Las compré pensando en el día del Padre, por si venían nuestras familias y celebrábamos juntos ese día, o por si después de la Eucaristía venían los amigos a cenar a nuestra casa el sábado por la noche, o por si celebrábamos algún cumpleaños en casa…
Y me pasó algo así como lo que le pasó a la lechera; maquiné muchos planes en mi cabeza y el cántaro se me rompió cuando decretaron aislamiento total.
Evidentemente, en ese momento, y dada la crisis sanitaria mundial, lo de menos eran las mesas. Pero hoy, una semana después del anuncio del Estado de alarma, veo que esas mesas, que siguen embaladas y esperando en el cuartito de estar, significan mucho más. Esas mesas son nuestro deseo de hospitalidad, de acoger, del que ya hablamos en nuestra boda, y que ahora se ve huérfano. Esa hospitalidad que hemos visto en nuestra casa, cuando nuestros padres han abierto su hogar a los demás, o esa hospitalidad que hemos vivido en nuestra etapa universitaria, lejos de casa, o cuando hemos ido de peregrinación y nos han acogido sin esperar nada a cambio a miles de kilómetros de nuestro hogar.

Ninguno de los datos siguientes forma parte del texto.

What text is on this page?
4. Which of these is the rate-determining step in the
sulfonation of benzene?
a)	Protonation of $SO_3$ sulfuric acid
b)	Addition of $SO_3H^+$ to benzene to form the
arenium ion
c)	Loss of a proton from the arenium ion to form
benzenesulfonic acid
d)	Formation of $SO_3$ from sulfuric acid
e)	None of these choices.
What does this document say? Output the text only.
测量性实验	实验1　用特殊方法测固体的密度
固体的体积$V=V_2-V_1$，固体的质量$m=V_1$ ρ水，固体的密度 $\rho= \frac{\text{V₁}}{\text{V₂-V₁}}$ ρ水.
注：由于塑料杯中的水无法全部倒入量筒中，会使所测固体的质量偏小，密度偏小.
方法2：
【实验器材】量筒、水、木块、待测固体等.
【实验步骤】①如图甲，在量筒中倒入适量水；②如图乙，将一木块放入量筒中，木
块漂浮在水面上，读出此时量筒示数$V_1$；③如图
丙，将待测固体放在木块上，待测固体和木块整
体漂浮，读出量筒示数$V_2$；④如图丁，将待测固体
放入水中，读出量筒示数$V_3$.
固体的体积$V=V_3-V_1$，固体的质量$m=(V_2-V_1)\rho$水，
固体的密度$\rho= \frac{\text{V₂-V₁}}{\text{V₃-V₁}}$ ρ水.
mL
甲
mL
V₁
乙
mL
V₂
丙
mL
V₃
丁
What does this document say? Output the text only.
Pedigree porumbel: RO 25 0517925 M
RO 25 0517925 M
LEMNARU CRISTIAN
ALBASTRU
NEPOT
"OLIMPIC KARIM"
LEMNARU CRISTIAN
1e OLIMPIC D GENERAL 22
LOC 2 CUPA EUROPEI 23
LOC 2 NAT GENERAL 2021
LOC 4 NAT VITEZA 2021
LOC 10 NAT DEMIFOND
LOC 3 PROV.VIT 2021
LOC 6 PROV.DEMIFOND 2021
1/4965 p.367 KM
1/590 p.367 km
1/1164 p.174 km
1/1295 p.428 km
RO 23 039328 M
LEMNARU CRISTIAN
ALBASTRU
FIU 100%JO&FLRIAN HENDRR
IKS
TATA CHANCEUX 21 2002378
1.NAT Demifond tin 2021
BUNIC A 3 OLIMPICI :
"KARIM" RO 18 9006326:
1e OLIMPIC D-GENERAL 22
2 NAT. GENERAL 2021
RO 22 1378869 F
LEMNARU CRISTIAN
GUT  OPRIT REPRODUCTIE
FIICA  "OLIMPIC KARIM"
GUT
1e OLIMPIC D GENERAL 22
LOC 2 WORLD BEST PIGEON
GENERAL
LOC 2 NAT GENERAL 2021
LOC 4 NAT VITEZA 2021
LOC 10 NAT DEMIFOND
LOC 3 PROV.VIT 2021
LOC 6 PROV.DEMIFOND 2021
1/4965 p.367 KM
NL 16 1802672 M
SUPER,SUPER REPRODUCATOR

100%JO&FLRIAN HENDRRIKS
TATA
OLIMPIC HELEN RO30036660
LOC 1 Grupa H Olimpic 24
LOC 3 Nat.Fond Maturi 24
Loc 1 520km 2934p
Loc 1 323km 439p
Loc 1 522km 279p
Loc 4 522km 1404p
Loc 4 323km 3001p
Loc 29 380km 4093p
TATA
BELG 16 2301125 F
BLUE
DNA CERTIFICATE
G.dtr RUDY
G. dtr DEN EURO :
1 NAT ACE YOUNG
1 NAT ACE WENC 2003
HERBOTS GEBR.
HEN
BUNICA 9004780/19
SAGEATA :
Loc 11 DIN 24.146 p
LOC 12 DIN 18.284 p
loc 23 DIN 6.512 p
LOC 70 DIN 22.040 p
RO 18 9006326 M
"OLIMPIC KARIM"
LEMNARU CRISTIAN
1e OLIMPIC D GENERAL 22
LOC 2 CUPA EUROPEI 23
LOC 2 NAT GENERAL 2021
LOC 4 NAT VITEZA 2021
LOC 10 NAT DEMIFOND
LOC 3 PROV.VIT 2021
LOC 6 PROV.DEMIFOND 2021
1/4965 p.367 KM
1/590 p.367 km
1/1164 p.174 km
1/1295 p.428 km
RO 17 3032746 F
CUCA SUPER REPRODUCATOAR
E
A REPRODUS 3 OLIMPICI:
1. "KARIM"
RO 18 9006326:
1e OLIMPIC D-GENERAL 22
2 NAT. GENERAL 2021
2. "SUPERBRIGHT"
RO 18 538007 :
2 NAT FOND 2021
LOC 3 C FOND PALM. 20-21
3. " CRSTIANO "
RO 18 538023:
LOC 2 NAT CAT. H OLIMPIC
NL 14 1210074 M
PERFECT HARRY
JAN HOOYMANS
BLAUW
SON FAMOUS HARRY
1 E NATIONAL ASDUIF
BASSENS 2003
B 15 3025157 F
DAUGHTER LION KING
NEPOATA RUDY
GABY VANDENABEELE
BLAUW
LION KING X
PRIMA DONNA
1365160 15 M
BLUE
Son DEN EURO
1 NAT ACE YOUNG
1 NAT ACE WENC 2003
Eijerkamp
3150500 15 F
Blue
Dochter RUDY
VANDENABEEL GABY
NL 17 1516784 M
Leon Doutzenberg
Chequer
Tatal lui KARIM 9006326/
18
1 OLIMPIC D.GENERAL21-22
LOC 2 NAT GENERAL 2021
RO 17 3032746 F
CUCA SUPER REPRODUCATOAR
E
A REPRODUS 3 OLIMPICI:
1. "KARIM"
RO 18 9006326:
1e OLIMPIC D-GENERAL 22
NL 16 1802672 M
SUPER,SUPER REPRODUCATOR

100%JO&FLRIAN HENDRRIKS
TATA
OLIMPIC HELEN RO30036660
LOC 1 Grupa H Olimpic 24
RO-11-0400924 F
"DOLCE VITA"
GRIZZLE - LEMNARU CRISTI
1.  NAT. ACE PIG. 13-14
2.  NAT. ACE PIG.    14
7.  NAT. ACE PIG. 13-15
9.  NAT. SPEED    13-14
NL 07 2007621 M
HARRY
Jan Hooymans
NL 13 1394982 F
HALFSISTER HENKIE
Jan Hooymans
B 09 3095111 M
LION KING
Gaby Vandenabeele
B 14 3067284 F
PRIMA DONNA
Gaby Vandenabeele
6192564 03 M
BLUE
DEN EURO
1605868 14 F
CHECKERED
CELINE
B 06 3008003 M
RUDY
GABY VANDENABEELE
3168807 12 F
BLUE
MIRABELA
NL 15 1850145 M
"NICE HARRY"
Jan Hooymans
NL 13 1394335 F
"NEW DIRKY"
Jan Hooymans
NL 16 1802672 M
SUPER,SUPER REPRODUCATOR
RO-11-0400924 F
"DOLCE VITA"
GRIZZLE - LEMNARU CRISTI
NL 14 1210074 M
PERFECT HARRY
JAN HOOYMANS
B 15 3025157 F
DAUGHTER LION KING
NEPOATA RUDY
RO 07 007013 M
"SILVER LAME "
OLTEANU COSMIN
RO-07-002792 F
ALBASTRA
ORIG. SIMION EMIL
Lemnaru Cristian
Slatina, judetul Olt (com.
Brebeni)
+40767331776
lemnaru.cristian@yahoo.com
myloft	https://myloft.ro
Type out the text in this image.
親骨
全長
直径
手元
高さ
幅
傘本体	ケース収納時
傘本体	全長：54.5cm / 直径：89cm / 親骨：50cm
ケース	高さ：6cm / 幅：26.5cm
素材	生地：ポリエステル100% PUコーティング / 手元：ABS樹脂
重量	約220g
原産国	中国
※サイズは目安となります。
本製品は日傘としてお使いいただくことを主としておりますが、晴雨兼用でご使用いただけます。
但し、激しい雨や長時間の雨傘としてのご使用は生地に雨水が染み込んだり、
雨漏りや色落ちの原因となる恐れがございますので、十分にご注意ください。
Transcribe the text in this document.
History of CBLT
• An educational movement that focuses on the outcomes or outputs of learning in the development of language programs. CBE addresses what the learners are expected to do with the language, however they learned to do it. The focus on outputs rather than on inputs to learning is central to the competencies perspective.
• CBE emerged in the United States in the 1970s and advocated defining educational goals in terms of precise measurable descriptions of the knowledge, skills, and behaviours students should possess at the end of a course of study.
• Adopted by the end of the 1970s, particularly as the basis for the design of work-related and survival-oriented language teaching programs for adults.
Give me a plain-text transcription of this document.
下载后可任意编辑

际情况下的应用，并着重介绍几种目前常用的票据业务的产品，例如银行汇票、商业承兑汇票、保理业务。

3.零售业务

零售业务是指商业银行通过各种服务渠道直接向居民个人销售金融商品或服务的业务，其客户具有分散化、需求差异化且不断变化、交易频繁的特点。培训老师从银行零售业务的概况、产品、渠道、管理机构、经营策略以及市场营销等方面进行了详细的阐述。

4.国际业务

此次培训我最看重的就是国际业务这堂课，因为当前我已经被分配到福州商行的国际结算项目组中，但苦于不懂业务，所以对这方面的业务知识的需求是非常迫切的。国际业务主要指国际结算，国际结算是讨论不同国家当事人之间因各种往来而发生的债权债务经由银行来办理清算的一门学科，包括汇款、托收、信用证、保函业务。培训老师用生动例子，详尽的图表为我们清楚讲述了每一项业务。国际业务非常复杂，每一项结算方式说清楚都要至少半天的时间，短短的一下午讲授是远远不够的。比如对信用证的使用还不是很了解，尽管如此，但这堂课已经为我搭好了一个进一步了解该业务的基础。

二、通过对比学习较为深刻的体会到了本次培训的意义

Esas mesas plegadas, aguardando el momento de cumplir su función, representan nuestro deseo de volver a abrir nuestra casa a nuestros amigos y familiares. Nuestro deseo de llenar aún más de vida nuestro salón, de risas, de anécdotas, de cine, de juegos de mesa, de rica comida…
El día que esas mesas plegadas y embaladas se desprendan del film y los cartones haremos una fiesta. Y esperamos que sea más pronto que tarde.